Inseguro sobre conceito, STF começa a julgar se existe direito a esquecimento

BRASÍLIA, DF (FOLHAPRESS) — O STF (Supremo Tribunal Federal) julgará nesta quarta-feira (3) se existe no Brasil o chamado direito ao esquecimento.

A corte decidirá se a Justiça pode proibir que um fato antigo seja exposto ao público em respeito à privacidade e à intimidade da pessoa envolvida — ou se um veto configuraria censura e violaria a liberdade de expressão.

O tema é considerado um dos mais relevantes a ser deliberado pelo STF nos últimos anos porque estabelecerá um precedente importante em relação à atividade da imprensa e aos limites do direito à informação e do direito à personalidade dos cidadãos.

Por causa da complexidade do assunto, no entanto, não está descartado que algum ministro apresente pedido de vista para ter mais tempo para estudar o processo.

O julgamento já teve data marcada mais de uma vez, sempre retirado de pauta por falta de consenso mínimo.

Um dos temores revelados por ministros do Supremo é que eventual declaração de existência do direito ao esquecimento no Brasil passe a servir para situações distintas e abra brecha para a censura.

Isso torna o julgamento ainda mais difícil, pois o resultado vai balizar discussões judiciais com objetos variados.
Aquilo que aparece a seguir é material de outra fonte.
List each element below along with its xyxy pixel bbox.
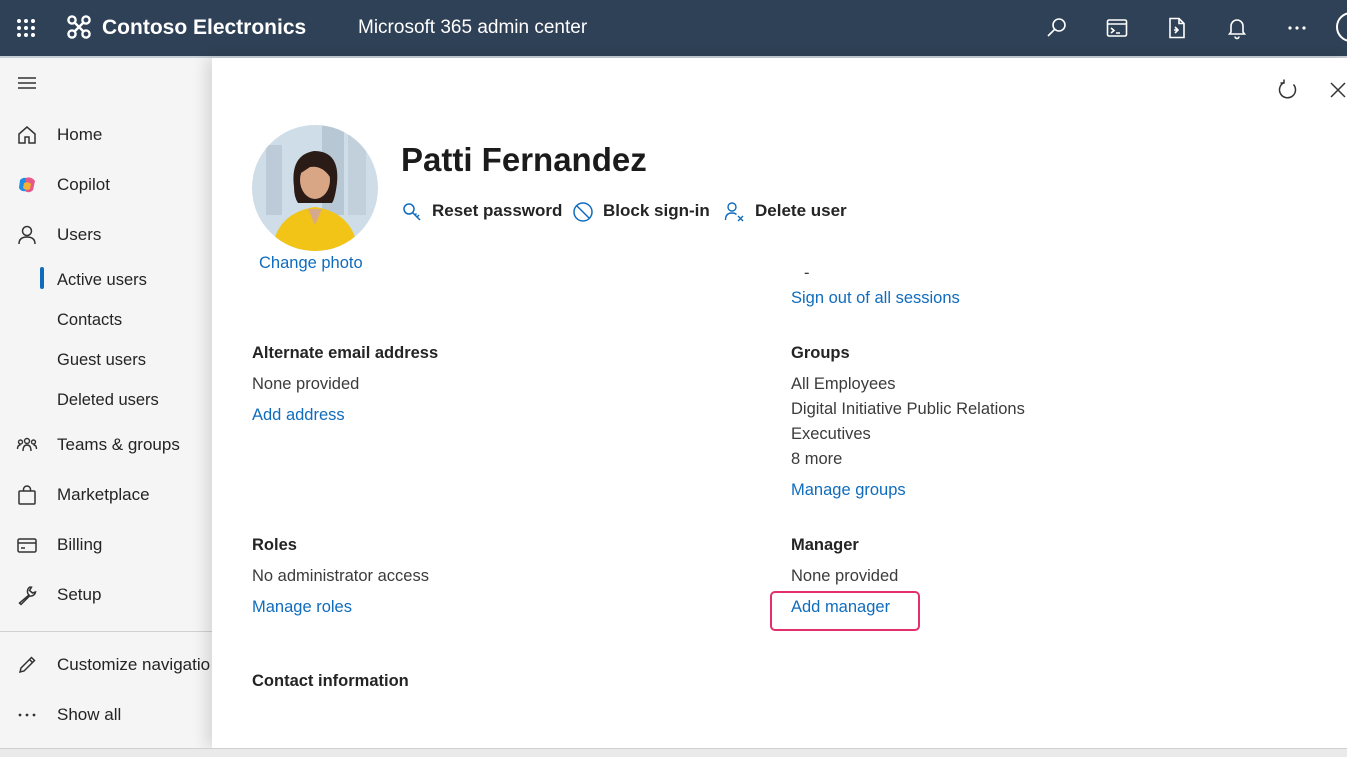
nav-item-billing[interactable]: Billing: [0, 524, 212, 564]
reset-password-label: Reset password: [432, 201, 563, 220]
nav-divider: [0, 631, 212, 632]
user-details-panel: Change photo Patti Fernandez Reset passw…: [212, 58, 1347, 748]
nav-item-users[interactable]: Users: [0, 214, 212, 254]
refresh-icon[interactable]: [1276, 78, 1300, 102]
nav-label: Show all: [57, 705, 122, 724]
credit-card-icon: [17, 538, 37, 553]
profile-picture: [252, 125, 378, 251]
manage-groups-link[interactable]: Manage groups: [791, 479, 906, 501]
roles-heading: Roles: [252, 536, 297, 554]
reset-password-button[interactable]: Reset password: [401, 199, 563, 223]
home-icon: [18, 126, 36, 144]
terminal-icon[interactable]: [1105, 16, 1129, 40]
person-delete-icon: [724, 202, 744, 222]
previous-field-value: -: [804, 264, 810, 282]
more-icon[interactable]: [1285, 16, 1309, 40]
contact-information-heading: Contact information: [252, 672, 409, 690]
highlight-box: [770, 591, 920, 631]
hamburger-menu-icon[interactable]: [16, 72, 38, 94]
shopping-bag-icon: [18, 485, 36, 505]
nav-label: Users: [57, 225, 102, 244]
sign-out-all-sessions-link[interactable]: Sign out of all sessions: [791, 287, 960, 309]
key-icon: [403, 203, 421, 221]
nav-item-copilot[interactable]: Copilot: [0, 164, 212, 204]
edit-icon: [18, 656, 36, 674]
nav-item-deleted-users[interactable]: Deleted users: [0, 379, 212, 419]
roles-value: No administrator access: [252, 567, 429, 585]
wrench-icon: [18, 586, 37, 606]
block-signin-label: Block sign-in: [603, 201, 710, 220]
group-item: Executives: [791, 425, 871, 443]
person-icon: [18, 225, 36, 245]
delete-user-button[interactable]: Delete user: [724, 199, 854, 223]
group-item: All Employees: [791, 375, 896, 393]
nav-item-customize-navigation[interactable]: Customize navigatio: [0, 644, 212, 684]
selected-indicator: [40, 267, 44, 289]
copilot-icon: [19, 177, 35, 193]
manager-heading: Manager: [791, 536, 859, 554]
nav-item-active-users[interactable]: Active users: [0, 259, 212, 299]
nav-label: Contacts: [57, 311, 123, 329]
nav-label: Setup: [57, 585, 102, 604]
add-address-link[interactable]: Add address: [252, 404, 345, 426]
contoso-logo-icon: [67, 15, 91, 39]
change-photo-link[interactable]: Change photo: [259, 252, 363, 274]
alternate-email-value: None provided: [252, 375, 360, 393]
top-bar: Contoso Electronics Microsoft 365 admin …: [0, 0, 1347, 56]
groups-heading: Groups: [791, 344, 850, 362]
nav-item-teams-groups[interactable]: Teams & groups: [0, 424, 212, 464]
app-launcher-icon[interactable]: [14, 16, 38, 40]
nav-label: Teams & groups: [57, 435, 180, 454]
user-photo: [252, 125, 378, 251]
manage-roles-link[interactable]: Manage roles: [252, 596, 352, 618]
nav-item-marketplace[interactable]: Marketplace: [0, 474, 212, 514]
nav-item-contacts[interactable]: Contacts: [0, 299, 212, 339]
delete-user-label: Delete user: [755, 201, 847, 220]
nav-label: Copilot: [57, 175, 110, 194]
nav-item-show-all[interactable]: Show all: [0, 694, 212, 734]
nav-label: Marketplace: [57, 485, 150, 504]
alternate-email-heading: Alternate email address: [252, 344, 439, 362]
nav-label: Active users: [57, 271, 147, 289]
nav-label: Customize navigatio: [57, 655, 211, 674]
org-name[interactable]: Contoso Electronics: [102, 14, 306, 42]
nav-label: Deleted users: [57, 391, 159, 409]
block-signin-button[interactable]: Block sign-in: [572, 199, 712, 223]
nav-label: Billing: [57, 535, 103, 554]
manager-value: None provided: [791, 567, 899, 585]
app-title[interactable]: Microsoft 365 admin center: [358, 15, 587, 41]
block-icon: [573, 202, 593, 222]
document-icon[interactable]: [1165, 16, 1189, 40]
nav-item-setup[interactable]: Setup: [0, 574, 212, 614]
nav-item-home[interactable]: Home: [0, 114, 212, 154]
nav-item-guest-users[interactable]: Guest users: [0, 339, 212, 379]
user-name: Patti Fernandez: [401, 141, 647, 178]
more-icon: [18, 713, 36, 717]
nav-label: Guest users: [57, 351, 146, 369]
group-item: Digital Initiative Public Relations: [791, 400, 1025, 418]
avatar[interactable]: [1336, 12, 1347, 42]
left-navigation: Home Copilot Users Active users Contacts…: [0, 58, 212, 756]
bell-icon[interactable]: [1225, 16, 1249, 40]
close-icon[interactable]: [1326, 78, 1347, 102]
groups-more-count: 8 more: [791, 450, 843, 468]
people-team-icon: [16, 437, 38, 452]
nav-label: Home: [57, 125, 103, 144]
search-icon[interactable]: [1045, 16, 1069, 40]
Os processos vão desde a correção, remoção ou alteração de uma informação até a solicitação para exclusão de conteúdo em buscadores de internet ou o veto à menção de determinada pessoa em reportagens e documentos.

Parte dos ministros já defendeu nos bastidores que é mais correto o STF rejeitar o recurso para evitar risco de aplicação equivocada por juízes Brasil afora.

Do outro lado, há quem defenda que o direito à intimidade não pode ser deixado em segundo plano e que também seria arriscado permitir a eternização das informações.

Assim, a definição de um conceito com critérios claros para analisar situações concretas poderia ser uma saída.

A discussão ocorrerá em um recurso com repercussão geral reconhecida, ou seja, valerá para todos os processos em curso no país sobre o tema.

Ao STF, a ANJ (Associação Nacional dos Jornais) e a Aner (Associação Nacional de Editores de Revista) afirmaram que o reconhecimento do direito ao esquecimento poderia causar proliferação de ações de danos morais e desestimular os meios de comunicação a exercer a liberdade de expressão.

O caso concreto a ser analisado é um recurso movido por irmãos de Aída Curi, assassinada em 1958 no Rio.

O programa Linha Direta, da TV Globo, exibiu, 50 anos depois, um episódio em que reconstituiu o crime.

Os familiares dela, que foi violentada e assassinada e cujo caso foi amplamente divulgado pela imprensa à época, pedem indenização ao canal. Perderam a causa em todas as instâncias antes de chegar ao STF.

Em 2017, a corte fez uma audiência pública sobre o tema, e os ministros reconheceram a complexidade do assunto.

Então presidente da corte, a ministra Cármen Lúcia destacou se tratar de uma pauta sensível que permeia “todos os direitos fundamentais” previstos na Constituição.

Na ocasião, Dias Toffoli, que é relator da matéria e será o primeiro a apresentar o voto nesta quarta, não antecipou sua posição, mas destacou que os familiares relataram ter sofrido um massacre da imprensa na época e que teriam ficado estigmatizados por isso.

No processo, a Globo afirmou que o conteúdo se limitou a fatos públicos e históricos e que grande parte do programa foi composta por arquivos da época, além de material de livros sobre o caso.

A empresa sustentou que é direito de todos o acesso à história e que os direitos de imagem não se sobrepõem ao direito coletivo da sociedade de ter acesso a fatos históricos.

No STJ (Superior Tribunal de Justiça), a corte reconheceu a existência do direito ao esquecimento, mas ressaltou que no caso de Aída o crime foi reconstituído por atores e apenas uma foto do crime foi veiculada.

O relator no STJ, ministro Luís Felipe Salomão, afirmou na ocasião que a imagem da vítima “não constituiu um chamariz de audiência”. Apesar disso, reconheceu o direito ao esquecimento. Fez uma comparação com pessoas que foram condenadas e, depois, absolvidas.

“No que concerne ao confronto entre o direito de informação e o direito ao esquecimento dos condenados e dos absolvidos em processo criminal, a doutrina não vacila em dar prevalência, em regra, ao último”, disse.

Segundo o ministro, conceder esse direito a condenados que “cumpriram integralmente a pena e, sobretudo, dos que foram absolvidos em processo criminal” sinaliza uma evolução humanitária e cultural da sociedade.

O ministro sustentou que “entre a memória – que é a conexão do presente com o passado – e a esperança – que é o vínculo do futuro com o presente”, o ordenamento jurídico brasileiro prioriza a segunda opção.